Chile seeks to generate productive linkages with Central America and the Caribbean

In order to increase competitiveness levels and facilitate foreign trade and regional integration, Chile is focused on generating productive linkages in Central America and the Caribbean, to adapt to a changing sector.

Guatemala, Nov 10 (EFE) .- In order to increase competitiveness levels and facilitate foreign trade and regional integration, Chile is focused on generating linkages productive in Central America and the Caribbean, to adapt to a changing sector.

"What we seek is, through direct investments, to help strengthen linkages productive ", turning the companies of each country into" strategic "partners that allow to export merchandise through the agreements already in force, explains in an interview with Efe the boss Department of Foreign Investments of the Government of Chile, Mario Benavente.

And it is that his country, which has agreements with 64 economies but a real export capacity that covers a demand of 30 or 34%, has identified what is the problem and that is why it has decided to expand its trade, whose main market is now China, with 50% of exports.

"This level of concentration is starting to worry us a little, we have always been friends of the balanced diversification of the markets "because" an excess of concentration is not very good ", explains Benavente, who invites you to look at other areas.

"There is a tremendous untapped range because there is not enough product, what better than to look for partners to help us complement this offer to the world market, "he proclaims.

And a country where starting to analyze these mercantile options is Guatemala, where Benavente and other officials accompanied a trade mission chilean that begins to examine what are those possibilities that allow them to increase the sales and the sustainability of the companies.

In this Central American country, the first in which These preliminary studies have been concluded, opportunities have been identified in products such as cocoa or coffee, generated in large quantities in Guatemala but which do not reach Chile, where they export others as pet food, sugarcane, rubber or polymers from the chemical industry.

This increase in bilateral trade happens precisely to generate those productive linkages, in which the Guatemalan producers of cacao, for example, come to an agreement with other Chilean companies, one of the most important confectionery countries in Latin America.

That product, transformed, could go to other markets more easily and in China, for example, it would not pay the 8% tariff that it currently disburses when it leaves the country.
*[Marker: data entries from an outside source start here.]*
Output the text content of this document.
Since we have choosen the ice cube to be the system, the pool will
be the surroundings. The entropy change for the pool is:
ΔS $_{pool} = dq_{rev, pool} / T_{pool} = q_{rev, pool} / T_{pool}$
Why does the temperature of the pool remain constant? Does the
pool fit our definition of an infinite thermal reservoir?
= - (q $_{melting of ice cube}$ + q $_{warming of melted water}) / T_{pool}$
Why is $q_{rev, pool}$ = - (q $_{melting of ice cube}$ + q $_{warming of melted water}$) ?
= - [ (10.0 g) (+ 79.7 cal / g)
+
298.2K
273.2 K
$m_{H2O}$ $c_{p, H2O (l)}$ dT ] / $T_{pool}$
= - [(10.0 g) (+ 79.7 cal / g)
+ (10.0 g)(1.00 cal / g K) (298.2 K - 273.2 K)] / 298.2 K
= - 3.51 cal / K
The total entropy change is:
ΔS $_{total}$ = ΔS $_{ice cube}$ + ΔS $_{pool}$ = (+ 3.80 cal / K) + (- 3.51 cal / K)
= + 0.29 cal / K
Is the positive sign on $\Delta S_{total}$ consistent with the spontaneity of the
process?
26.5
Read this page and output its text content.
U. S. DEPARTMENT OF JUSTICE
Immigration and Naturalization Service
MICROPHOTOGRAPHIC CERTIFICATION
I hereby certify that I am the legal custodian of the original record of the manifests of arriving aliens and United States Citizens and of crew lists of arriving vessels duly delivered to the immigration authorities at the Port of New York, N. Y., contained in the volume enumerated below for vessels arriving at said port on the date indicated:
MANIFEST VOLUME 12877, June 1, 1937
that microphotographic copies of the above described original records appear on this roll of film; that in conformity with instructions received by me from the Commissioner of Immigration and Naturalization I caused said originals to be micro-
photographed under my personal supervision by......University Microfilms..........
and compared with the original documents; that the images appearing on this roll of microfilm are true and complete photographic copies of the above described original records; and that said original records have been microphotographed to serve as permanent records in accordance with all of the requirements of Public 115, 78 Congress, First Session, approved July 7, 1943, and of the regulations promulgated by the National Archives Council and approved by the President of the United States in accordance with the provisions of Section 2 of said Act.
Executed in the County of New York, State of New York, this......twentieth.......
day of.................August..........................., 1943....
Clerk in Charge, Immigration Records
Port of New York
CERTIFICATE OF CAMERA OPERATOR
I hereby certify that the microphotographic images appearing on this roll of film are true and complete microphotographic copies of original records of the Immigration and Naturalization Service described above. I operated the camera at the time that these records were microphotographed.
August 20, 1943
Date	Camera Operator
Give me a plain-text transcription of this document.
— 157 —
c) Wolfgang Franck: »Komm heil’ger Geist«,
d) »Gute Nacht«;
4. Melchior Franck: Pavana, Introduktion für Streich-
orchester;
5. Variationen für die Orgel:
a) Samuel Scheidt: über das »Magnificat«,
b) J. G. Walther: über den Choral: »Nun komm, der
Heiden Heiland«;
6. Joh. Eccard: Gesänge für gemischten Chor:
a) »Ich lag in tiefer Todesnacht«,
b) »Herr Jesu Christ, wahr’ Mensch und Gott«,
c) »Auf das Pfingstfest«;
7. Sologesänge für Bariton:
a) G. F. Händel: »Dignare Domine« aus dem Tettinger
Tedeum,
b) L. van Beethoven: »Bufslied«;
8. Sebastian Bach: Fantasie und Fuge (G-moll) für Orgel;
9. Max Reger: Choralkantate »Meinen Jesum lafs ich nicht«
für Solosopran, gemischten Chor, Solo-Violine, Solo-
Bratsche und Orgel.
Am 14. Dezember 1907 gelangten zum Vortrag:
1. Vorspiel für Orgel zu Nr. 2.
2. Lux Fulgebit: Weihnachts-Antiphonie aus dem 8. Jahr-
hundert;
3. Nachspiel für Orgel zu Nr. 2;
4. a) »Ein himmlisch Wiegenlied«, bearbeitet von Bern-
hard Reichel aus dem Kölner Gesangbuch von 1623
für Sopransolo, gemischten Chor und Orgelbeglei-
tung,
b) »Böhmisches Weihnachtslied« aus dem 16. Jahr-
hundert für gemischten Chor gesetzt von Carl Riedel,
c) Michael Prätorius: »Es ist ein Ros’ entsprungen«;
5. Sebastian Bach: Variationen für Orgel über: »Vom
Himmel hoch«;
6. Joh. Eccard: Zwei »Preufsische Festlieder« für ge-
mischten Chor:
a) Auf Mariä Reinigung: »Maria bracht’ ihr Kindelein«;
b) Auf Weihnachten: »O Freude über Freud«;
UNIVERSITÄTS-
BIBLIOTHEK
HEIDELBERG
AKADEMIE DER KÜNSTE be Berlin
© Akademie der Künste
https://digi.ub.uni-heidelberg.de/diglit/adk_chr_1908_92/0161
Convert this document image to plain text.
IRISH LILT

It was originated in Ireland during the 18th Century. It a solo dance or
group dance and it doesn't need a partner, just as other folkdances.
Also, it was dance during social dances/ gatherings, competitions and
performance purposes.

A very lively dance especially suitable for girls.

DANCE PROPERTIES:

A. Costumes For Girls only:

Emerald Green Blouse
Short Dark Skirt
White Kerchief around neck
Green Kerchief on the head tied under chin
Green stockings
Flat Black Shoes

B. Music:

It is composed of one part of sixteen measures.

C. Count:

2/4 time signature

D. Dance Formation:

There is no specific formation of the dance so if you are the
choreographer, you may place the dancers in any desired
Guatemala if that "raw material stream" is generated, something that could be done in other commodities such as rubber or fruit.

Questioned by the lack of legal certainty that many In Guatemala, as well as political instability, the Chilean official acknowledged that the situation is "complex" and generates "concern", but his government helps generate a In addition, he adds, history shows that Chilean investment is "countercyclical," that is, "the worse the world conditions, the greater the investment" because those bad conditions generate "cheaper prices" and Chileans, when those circumstances occur, take advantage of the opportunity.

Reluctant to make projections, Benavente prefers to work and that the future show the results, but stresses that Chilean investment has historically been characterized by generating employment, a great social and negotiating instrument, and in Guatemala, a country with that the balance of trade is balanced, there are great opportunities and mutual interests.

The goal is to continue with the studies in the other countries of Central America and the Caribbean for identify those products that could be linked to productive linkages and also work with them in the not too distant future.